Parameters of the experiment:

Experimental Group: A pick up truck (F350 Ford), with black diesel exhaust, no muffler, no catalytic converters, rolling coal every 2 minutes... with pro MAGA bumper stickers, assault life stickers on the back, "the south will rise again" slogans on the truck, the truck is raised, playing outlaw country, fume pipe near the cab, the old banned Arkansas flag displayed on small flag poles extending from the sides of the cab on both ends, and a bumper sticker that states "coal is the future", pro-life, pro-marriage, "god will punish those that go against scripture" slogans, and finally... some hay in the cab that hasn't been tied correctly, and is thus, going all over the road.


Now with the truck, same truck, but replicated in the following cities: Berkeley, San Francisco, Los Angeles, Seattle, and NYC.


What I'm curious to learn from this experiment are the indicators of "time" , magnitude of injury, trigger factor, how many folks get triggered, and to what means of out-lashing do they resort too; verbal, violence, twitter/S.Media volume influx, and I want to measure in units of m³ the volume of tears, and how many barrels (assuming 50 gallons) the tears could fit from conducting the experiment over the span of 5 hours.

Disclaimer: Some drivers understand that this might be a one-way mission.


I think this experiment could further help us understand anthropological, and the human psychology even further in 2019.

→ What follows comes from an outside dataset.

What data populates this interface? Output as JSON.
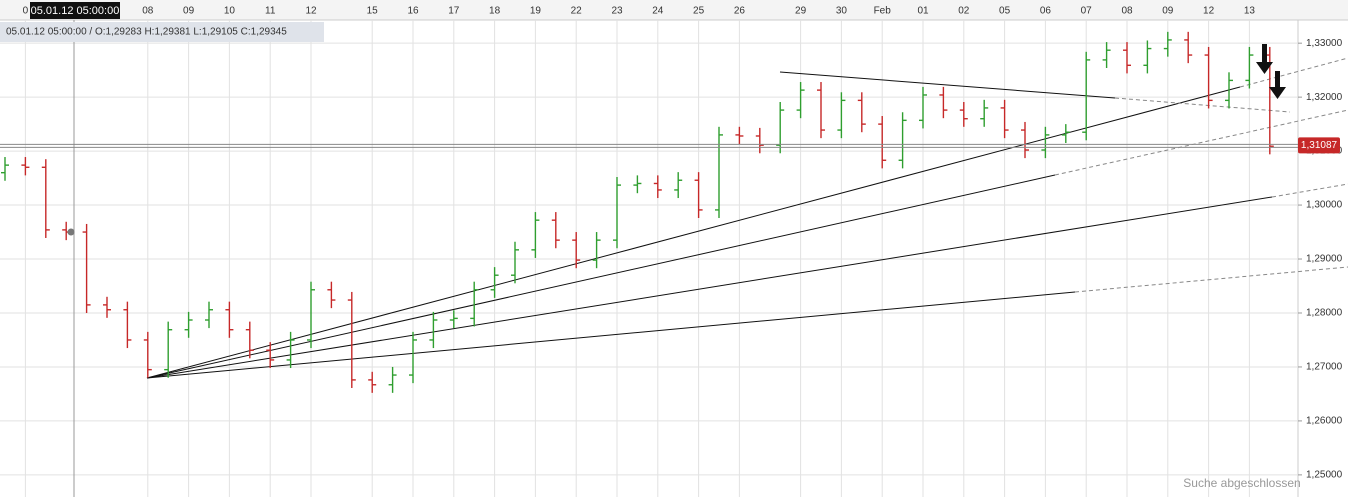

What the fuck is wrong with you?

sopas ej Sep 10, 2019 9:43 PM

Quote:

Originally Posted by craigs (Post 8683355)
*Essentially, this thread was started and maintained only to enable right-wing culture warriors an opportunity to "own the libs" outside of the Current Events section, where such trollish garbage is rightly supposed to be quarantined.

That was obvious to me too. The article in the OP is even old news from July of this year, which is why I followed it up with an article from last month that mentions that building owners can apply for exemptions.

Conservatives just want to perpetuate the status quo and are against anything new, even if new means beneficial/better.

I've said this on many other previous threads, but California was the first jurisdiction in the world to require catalytic converters on cars, and they did this in the mid-1970s. Conservatives and the auto industry claimed that it would raise the price of cars and would be an unfair burden to the auto industry (meaning it would eat into their profits)... oh, and it would be a burden to consumers too... but the whole US and other countries eventually followed suit anyway.

SFBruin Sep 10, 2019 9:53 PM

Actually, how is it that 27 percent of emissions come from gas appliances?

That number seems high to me.

Also, I don't very much like being called a troll when I am trying to have a serious discussion. Kind of devaluing speech, eh?

homebucket Sep 10, 2019 10:03 PM

Quote:

Originally Posted by craigs (Post 8683355)
*Essentially, this thread was started and maintained only to enable right-wing culture warriors an opportunity to "own the libs" outside of the Current Events section, where such trollish garbage is rightly supposed to be quarantined.

Quote:

Originally Posted by sopas ej (Post 8683404)
That was obvious to me too. The article in the OP is even old news from July of this year, which is why I followed it up with an article from last month that mentions that building owners can apply for exemptions.

Conservatives just want to perpetuate the status quo and are against anything new, even if new means beneficial/better.

I've said this on many other previous threads, but California was the first jurisdiction in the world to require catalytic converters on cars, and they did this in the mid-1970s. Conservatives and the auto industry claimed that it would raise the price of cars and would be an unfair burden to the auto industry (meaning it would eat into their profits)... oh, and it would be a burden to consumers too... but the whole US and other countries eventually followed suit anyway.

Agreed. It was a rather weak and pathetic attempt by the OP to trigger the left leaning folks on the forum. Ironically enough, the only one that got triggered was chris08876 with his bizarro rant. Please keep the "woke" idiocy in the Current Events section.